It is the biggest news that is nearly three decades in the making.
The Philippines, long-time participant in the most prestigious mathematics competition in the world—the International Mathematical Olympiad (IMO)— has finally nabbed not just one, but two gold medals, marking the first time in 28 years that the Philippines claimed the top prize.
Young math wizards Farrell Eldrian S. Wu of MGC New Life Christian Academy and Kyle Patrick F. Dulay of Philippine Science High School – Main Campus, both veterans in the IMO and other international math competitions, scored 30 and 29 points, respectively, to secure the first ever set of gold medals in history for the country.

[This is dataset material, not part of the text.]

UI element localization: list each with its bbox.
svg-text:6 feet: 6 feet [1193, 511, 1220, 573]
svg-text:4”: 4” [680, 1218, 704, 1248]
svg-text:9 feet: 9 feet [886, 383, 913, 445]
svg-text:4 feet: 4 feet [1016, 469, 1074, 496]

Aside from top prize, the country also brought home two silver medals courtesy of Clyde Wesley S. Ang of Chiang Kai Shek College and Albert John Patupat of Holy Rosary College. The two silvers add to the five silver medals collected in years 1989, 2010, 2014 and 2015. Ang and Patupat won silver and bronze, respectively, in last year’s IMO.
Meanwhile, Shaquille Wyan Que of Grace Christian College and Vince Jan Torres of Sta. Rosa Science and Technology High School both finished with an honourable mention to round out the best finish of the national team.
With the victory, the Philippines already leaped into top 17 of the world rankings, up from 36th out of 104 last year.
Science Education Institute Director, Dr. Josette Biyo, congratulated the team for “finally claiming the elusive gold medal.”
“Words can’t describe how the science community takes pride in the achievement of our national team. This is something that is brought about by intense dedication not just by the students but also the coaches, the parents and all the entities that gave their support for this endeavor,” said Biyo.
Biyo thanked the Mathematical Society of the Philippines (MSP) for its untiring effort in selecting, training and guiding the team throughout the process.
“We are very grateful to MSP, especially to Team Leader Dr. Richard Eden and Deputy Team Leader Dr. Louie John Vallejo, and all its officers and members for their immeasurable effort for this historic feat to happen. This is their victory as much as our students’,” she said.
The IMO is the toughest and most prestigious mathematics competition in the world. Participants are faced with six “extremely difficult” problems, which are answered in two days. The Philippines started participating in the IMO 1988.
“We have been setting historic records year after year since 2010 and it’s tempting to expect our performance to get even better than this. This is an exciting time for us in the science and education communities,” added Biyo while promising continuous support for international participation in science and mathematics competitions.